Alejándose del formato de los mega desfiles, el couturier con más de tres décadas de trayectoria volvió a apostar por la intimidad de su atelier, donde los textiles podían observarse de cerca, las colas de los vestidos rozaban la punta de los pies y las modelos caminaban entre los invitados con una cercanía que recuperó cierta magia de los primeros desfiles de alta costura francesa.

Nombres como Ingrid Grudke, Soledad Villarreal, Barby Franco y Anabel Sánchez, junto a mannequins icónicas como Teresa Calandra, Evelyn Scheidl, Teresa Garbesi, Mónica Labari y Virginia Elizalde, y hasta figuras del periodismo, como Débora Plager, fueron las protagonistas de la nueva propuesta.
En primera fila disfrutaron de la presentación Mirtha Legrand, Elina Costantini, Teté Coustarot, Flor de la V, Mariano Martínez y Fabián Medina Flores, entre otros referentes de la moda, el entretenimiento, la política y la cultura.

Un recorrido entre décadas y artesanía
La pasarela propuso un juego de décadas que buscó “alejarse del Fast Fashion y dotar a cada pieza de un valor agregado propio, resultado del oficio del corte, la confección y las terminaciones completamente a mano”, explicó el diseñador.
Para la propuesta prêt-à-couture, Cosano apostó por dorados, pedrería, paillettes y bordados que construyeron el hilo conductor de la pasarela.

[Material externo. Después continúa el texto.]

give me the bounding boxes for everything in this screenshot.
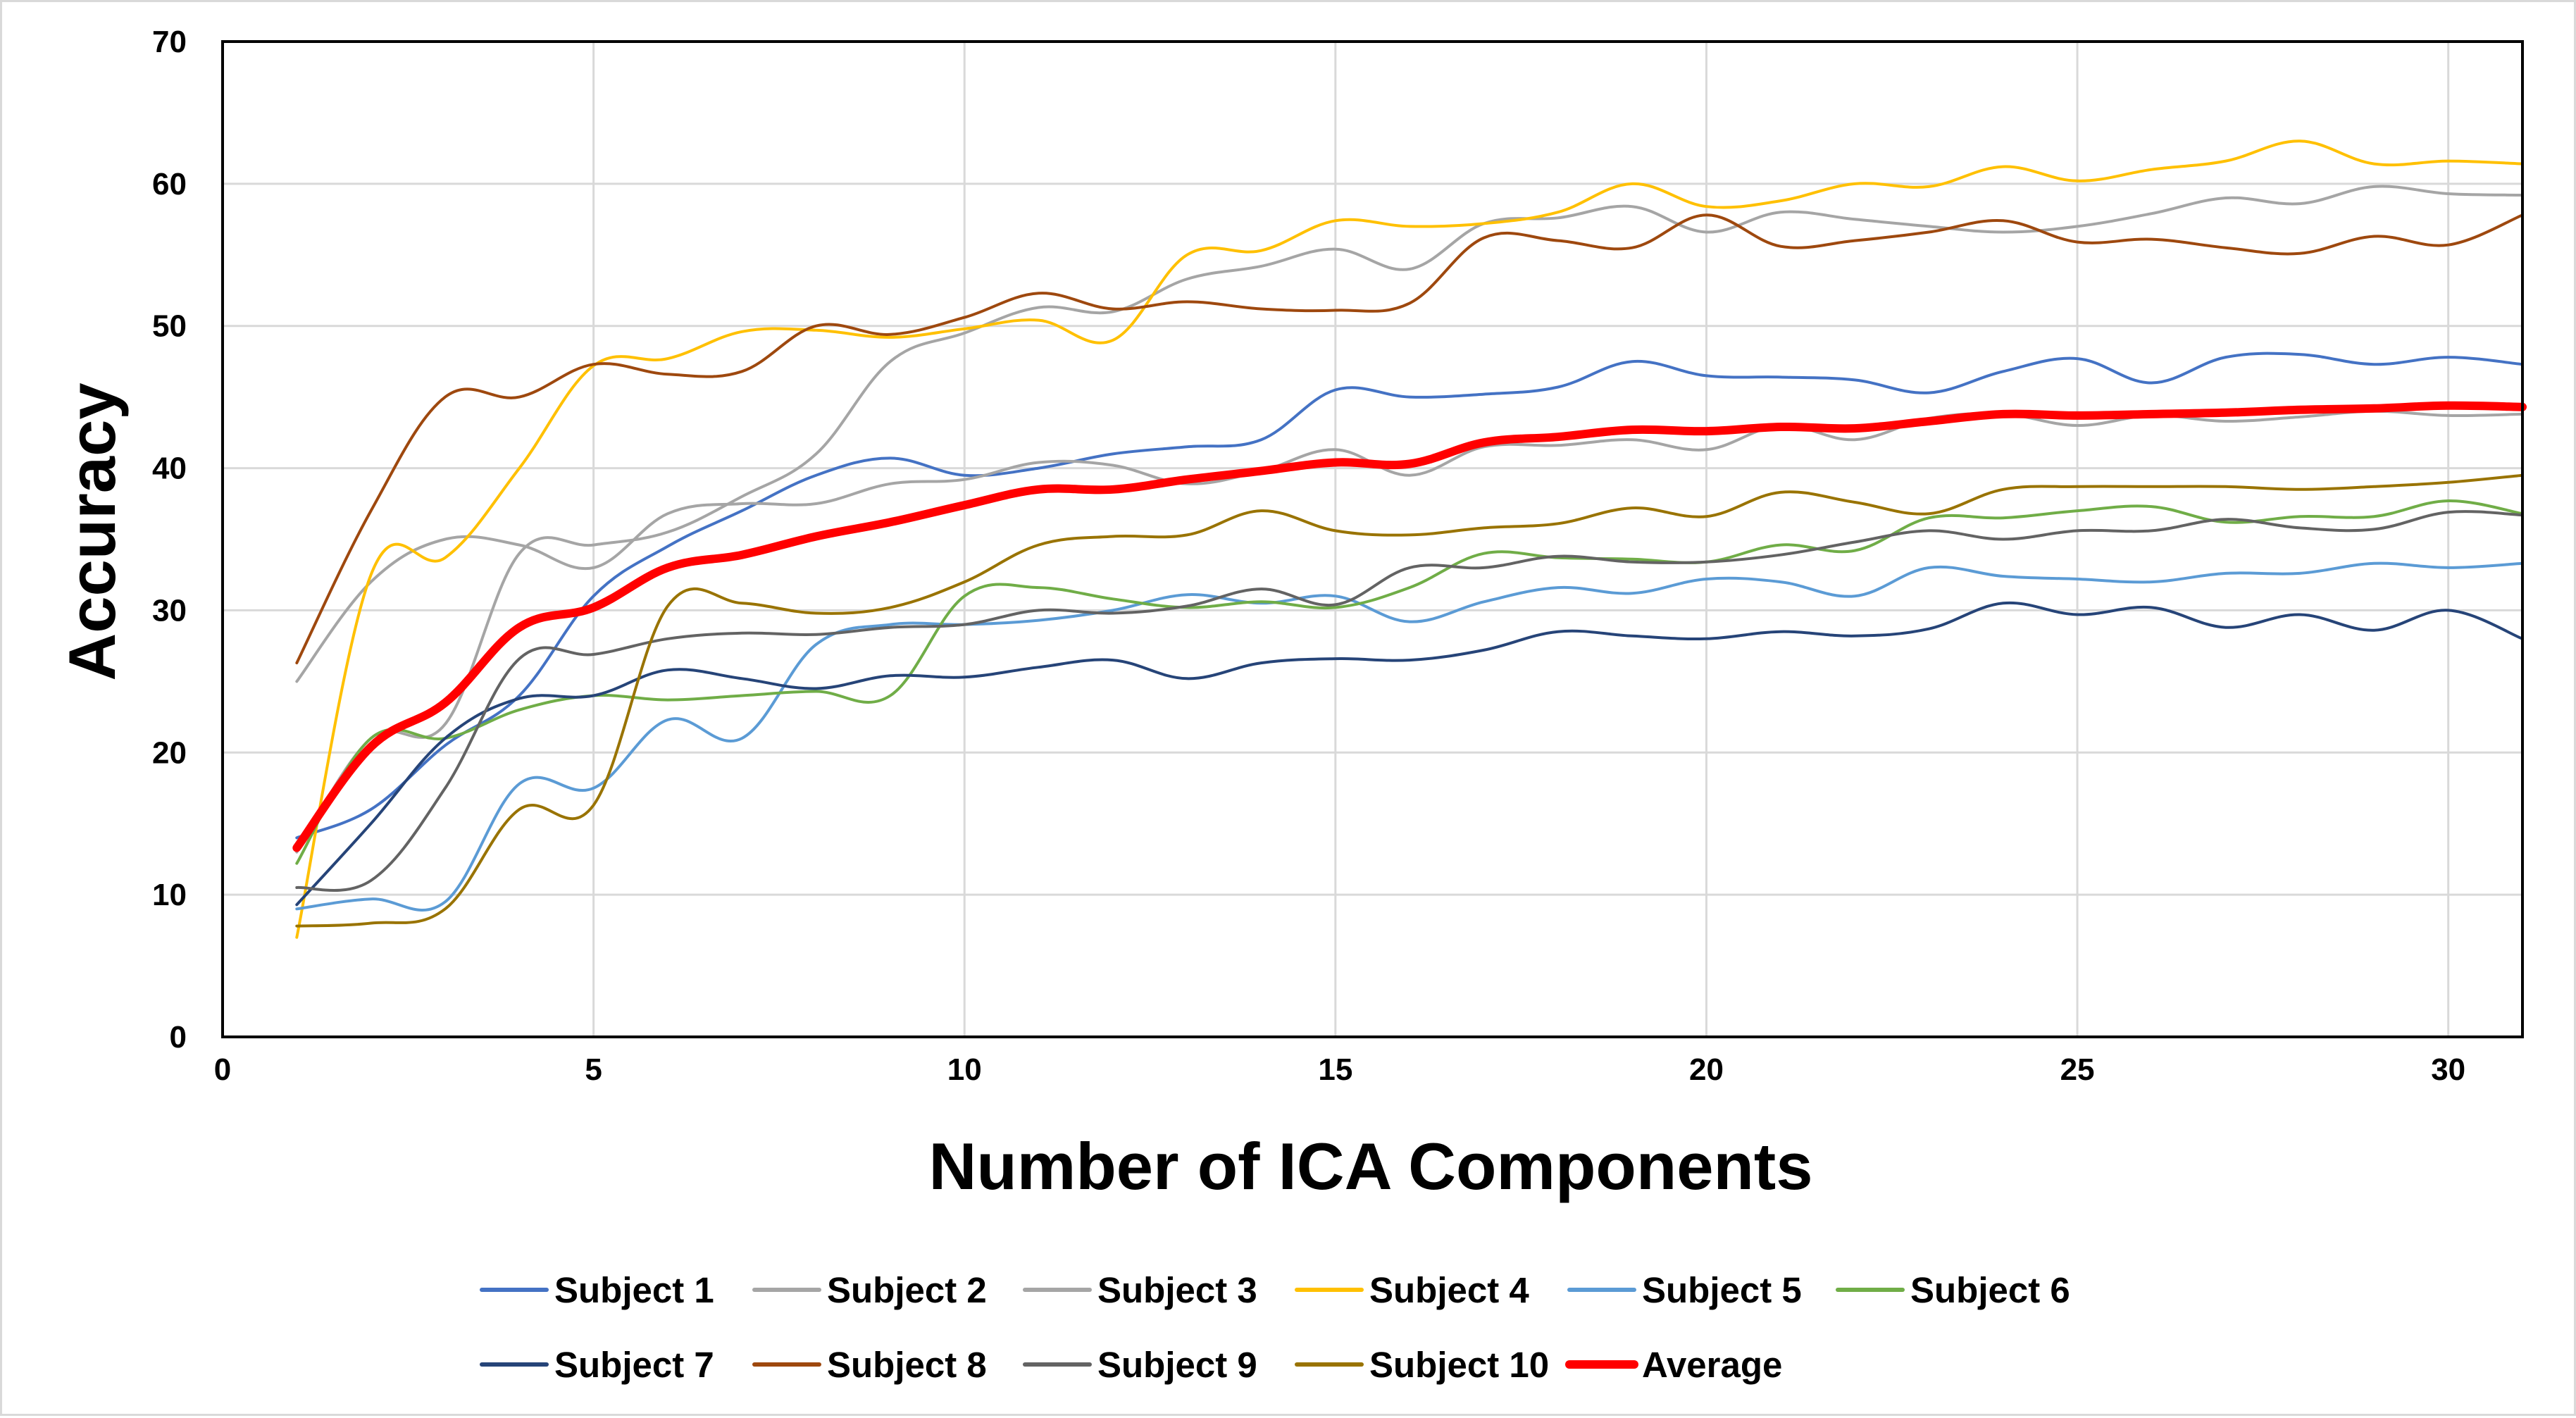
y-tick-label: 30: [152, 593, 187, 628]
x-axis-title: Number of ICA Components: [928, 1129, 1812, 1203]
series-line-average: [292, 401, 2527, 852]
legend: Subject 1 Subject 2 Subject 3 Subject 4 Subj…: [480, 1270, 2070, 1385]
series-line-subject-7: [295, 601, 2524, 907]
y-tick-label: 20: [152, 735, 187, 770]
y-tick-label: 60: [152, 167, 187, 201]
legend-label-subject-5: Subject 5: [1642, 1270, 1802, 1310]
legend-label-average: Average: [1642, 1345, 1782, 1385]
legend-label-subject-7: Subject 7: [554, 1345, 714, 1385]
series-line-subject-8: [295, 213, 2524, 665]
legend-label-subject-9: Subject 9: [1097, 1345, 1257, 1385]
y-tick-label: 0: [170, 1020, 187, 1055]
series-lines: [292, 139, 2527, 939]
y-tick-labels: 0 10 20 30 40 50 60 70: [152, 25, 187, 1055]
legend-label-subject-8: Subject 8: [827, 1345, 987, 1385]
series-line-subject-3: [295, 185, 2524, 854]
y-tick-label: 50: [152, 309, 187, 344]
gridlines: [221, 40, 2522, 1038]
y-tick-label: 10: [152, 878, 187, 912]
x-tick-label: 30: [2431, 1052, 2465, 1087]
x-tick-label: 10: [947, 1052, 982, 1087]
plot-area-border: [221, 40, 2524, 1038]
y-axis-title: Accuracy: [55, 383, 129, 680]
legend-label-subject-1: Subject 1: [554, 1270, 714, 1310]
x-tick-label: 15: [1318, 1052, 1352, 1087]
y-tick-label: 70: [152, 25, 187, 59]
y-tick-label: 40: [152, 452, 187, 486]
x-tick-label: 20: [1689, 1052, 1724, 1087]
x-tick-label: 0: [214, 1052, 231, 1087]
series-line-subject-4: [295, 139, 2524, 939]
series-line-subject-2: [295, 409, 2524, 683]
legend-label-subject-2: Subject 2: [827, 1270, 987, 1310]
series-line-subject-5: [295, 561, 2524, 912]
series-line-subject-6: [295, 499, 2524, 865]
series-line-subject-10: [295, 473, 2524, 928]
legend-label-subject-3: Subject 3: [1097, 1270, 1257, 1310]
legend-label-subject-4: Subject 4: [1369, 1270, 1529, 1310]
x-tick-labels: 0 5 10 15 20 25 30: [214, 1052, 2465, 1087]
x-tick-label: 25: [2060, 1052, 2095, 1087]
series-line-subject-9: [295, 510, 2524, 893]
legend-label-subject-10: Subject 10: [1369, 1345, 1549, 1385]
series-line-subject-1: [295, 352, 2524, 840]
legend-label-subject-6: Subject 6: [1910, 1270, 2070, 1310]
x-tick-label: 5: [585, 1052, 602, 1087]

El ornamento y las hombreras características de los años 80 dialogaron con la sastrería estructurada de los 70, mientras que las perlas y ciertos detalles evocaron guiños a la estética de los años 20.

La colección también puso el foco en la revalorización del oficio artesanal. Géneros como bouclet de pura lana, brocados de seda natural, organza, terciopelo y crepés marroquíes aparecen combinados con encajes, transparencias y aplicaciones realizadas completamente a mano. Los hombros marcados y las siluetas entalladas convivieron con guiños oversize que aportaron un aire más contemporáneo a la propuesta.
Los clásicos de alta costura del diseñador tampoco quedaron afuera. Vestidos largos cargados de pedrería, bordados y paillettes dominaron la escena en tonalidades azul, plata, dorado y negro, reafirmando el sello glamoroso que atraviesa su trayectoria. La sensualidad, otro de los códigos históricos del universo Cosano, apareció en corseterías, escotes profundos y aberturas estratégicas.